Magnet Use for Pacemaker:
  • A magnet placed over the pacemaker will disable sensing and the device will pace asynchronously; it does not “turn off” the pacemaker.  A magnet will not help in an end-of-life situation. At end of life, metabolic abnormalities will preclude capture of the pacemaker impulse.
  • Magnet removal for both pacemaker and ICD results in resumption of previously programmed function, including the ability to sense and inhibit for a pacemaker, and sense and deliver ATP or shocks for an ICD.

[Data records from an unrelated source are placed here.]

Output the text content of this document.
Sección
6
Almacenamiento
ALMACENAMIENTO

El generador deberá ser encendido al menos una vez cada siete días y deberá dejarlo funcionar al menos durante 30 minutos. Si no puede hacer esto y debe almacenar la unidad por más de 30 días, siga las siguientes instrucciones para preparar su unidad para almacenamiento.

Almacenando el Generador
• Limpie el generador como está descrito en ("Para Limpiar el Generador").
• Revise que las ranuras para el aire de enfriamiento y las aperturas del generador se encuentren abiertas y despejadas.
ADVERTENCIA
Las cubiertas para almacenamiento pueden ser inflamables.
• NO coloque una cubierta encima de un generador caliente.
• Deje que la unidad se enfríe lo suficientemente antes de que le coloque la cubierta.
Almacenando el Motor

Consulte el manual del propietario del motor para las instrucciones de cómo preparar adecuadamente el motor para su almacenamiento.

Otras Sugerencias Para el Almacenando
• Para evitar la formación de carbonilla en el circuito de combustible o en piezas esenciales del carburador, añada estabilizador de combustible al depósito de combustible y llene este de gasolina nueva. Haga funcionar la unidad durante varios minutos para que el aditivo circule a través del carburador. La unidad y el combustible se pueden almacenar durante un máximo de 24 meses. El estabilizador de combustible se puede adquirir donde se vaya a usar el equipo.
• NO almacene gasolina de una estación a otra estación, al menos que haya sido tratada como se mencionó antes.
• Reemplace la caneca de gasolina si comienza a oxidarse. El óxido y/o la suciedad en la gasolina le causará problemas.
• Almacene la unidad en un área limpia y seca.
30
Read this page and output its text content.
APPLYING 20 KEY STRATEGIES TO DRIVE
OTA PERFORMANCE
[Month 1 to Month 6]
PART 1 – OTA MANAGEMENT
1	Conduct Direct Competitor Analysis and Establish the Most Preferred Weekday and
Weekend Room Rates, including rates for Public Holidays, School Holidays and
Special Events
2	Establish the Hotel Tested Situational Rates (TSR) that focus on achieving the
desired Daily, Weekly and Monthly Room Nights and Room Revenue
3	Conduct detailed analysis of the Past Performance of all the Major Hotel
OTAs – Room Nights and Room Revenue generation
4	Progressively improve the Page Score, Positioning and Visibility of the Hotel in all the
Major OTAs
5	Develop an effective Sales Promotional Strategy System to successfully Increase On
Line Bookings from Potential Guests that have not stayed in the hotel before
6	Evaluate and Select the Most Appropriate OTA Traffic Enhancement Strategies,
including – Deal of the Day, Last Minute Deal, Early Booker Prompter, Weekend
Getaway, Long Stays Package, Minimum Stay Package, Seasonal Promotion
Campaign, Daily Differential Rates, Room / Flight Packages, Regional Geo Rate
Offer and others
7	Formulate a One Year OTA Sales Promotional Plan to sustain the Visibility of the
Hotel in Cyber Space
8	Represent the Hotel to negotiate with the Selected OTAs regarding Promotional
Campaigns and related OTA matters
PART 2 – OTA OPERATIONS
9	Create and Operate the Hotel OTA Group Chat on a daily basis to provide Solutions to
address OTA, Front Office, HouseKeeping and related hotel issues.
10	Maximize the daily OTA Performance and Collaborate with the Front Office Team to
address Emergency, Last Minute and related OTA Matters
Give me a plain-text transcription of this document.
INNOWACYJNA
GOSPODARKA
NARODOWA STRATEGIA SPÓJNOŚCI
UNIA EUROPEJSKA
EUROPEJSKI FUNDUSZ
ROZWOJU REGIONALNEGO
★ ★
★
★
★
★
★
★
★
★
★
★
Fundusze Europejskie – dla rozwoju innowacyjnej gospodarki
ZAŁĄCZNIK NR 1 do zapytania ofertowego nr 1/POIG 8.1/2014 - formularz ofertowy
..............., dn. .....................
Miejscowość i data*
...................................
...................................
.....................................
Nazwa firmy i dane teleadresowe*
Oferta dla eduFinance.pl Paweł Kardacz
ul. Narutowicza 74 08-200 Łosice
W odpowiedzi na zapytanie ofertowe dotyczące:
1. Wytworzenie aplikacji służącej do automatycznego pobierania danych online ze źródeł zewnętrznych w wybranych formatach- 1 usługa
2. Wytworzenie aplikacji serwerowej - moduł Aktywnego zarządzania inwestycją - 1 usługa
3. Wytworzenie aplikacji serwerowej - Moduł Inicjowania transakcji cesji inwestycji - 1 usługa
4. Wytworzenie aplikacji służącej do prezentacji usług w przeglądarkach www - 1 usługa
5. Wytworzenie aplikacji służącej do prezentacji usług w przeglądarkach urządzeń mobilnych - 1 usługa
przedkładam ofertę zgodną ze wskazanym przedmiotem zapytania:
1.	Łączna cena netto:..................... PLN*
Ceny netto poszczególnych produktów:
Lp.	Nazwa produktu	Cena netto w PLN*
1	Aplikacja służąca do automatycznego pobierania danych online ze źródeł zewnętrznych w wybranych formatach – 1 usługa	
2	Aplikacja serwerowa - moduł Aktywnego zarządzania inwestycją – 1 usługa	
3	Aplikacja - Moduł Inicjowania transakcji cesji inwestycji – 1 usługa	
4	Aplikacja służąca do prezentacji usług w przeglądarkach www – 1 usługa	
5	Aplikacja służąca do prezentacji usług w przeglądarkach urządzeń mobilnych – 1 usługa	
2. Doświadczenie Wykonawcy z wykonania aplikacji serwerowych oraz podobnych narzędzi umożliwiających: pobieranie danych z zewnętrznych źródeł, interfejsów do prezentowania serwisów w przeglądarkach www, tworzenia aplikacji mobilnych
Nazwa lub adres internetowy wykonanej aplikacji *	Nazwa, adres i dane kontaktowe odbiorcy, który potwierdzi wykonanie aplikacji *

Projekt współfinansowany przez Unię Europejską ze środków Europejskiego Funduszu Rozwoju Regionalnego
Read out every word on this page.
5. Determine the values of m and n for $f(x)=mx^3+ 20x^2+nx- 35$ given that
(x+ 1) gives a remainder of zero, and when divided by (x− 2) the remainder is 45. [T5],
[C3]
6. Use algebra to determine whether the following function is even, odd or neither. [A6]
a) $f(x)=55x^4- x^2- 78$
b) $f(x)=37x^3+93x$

Dedicated interrogation devices:
  • To limit exposure of device personnel and manufacturer representatives to COVID-19 infection and to limit spreading viral contamination to other locations, the use of dedicated interrogation devices with cellular and internet connections in the hospital in all locations, including the emergency room, floors and intensive care units is encouraged.
  • In addition to these dedicated interrogation devices, the patient’s families should be strongly encouraged to bring home remote monitors to the hospital to be used at bedside.
Programmer disinfection precautions:
  • Programmers or dedicated interrogation devices and wands should be wiped down with disinfectant wipes after every use
  • Could consider placing the wand in a glove or plastic covering before placing on the patient; after removing the wand and covering, the wand should be wiped down.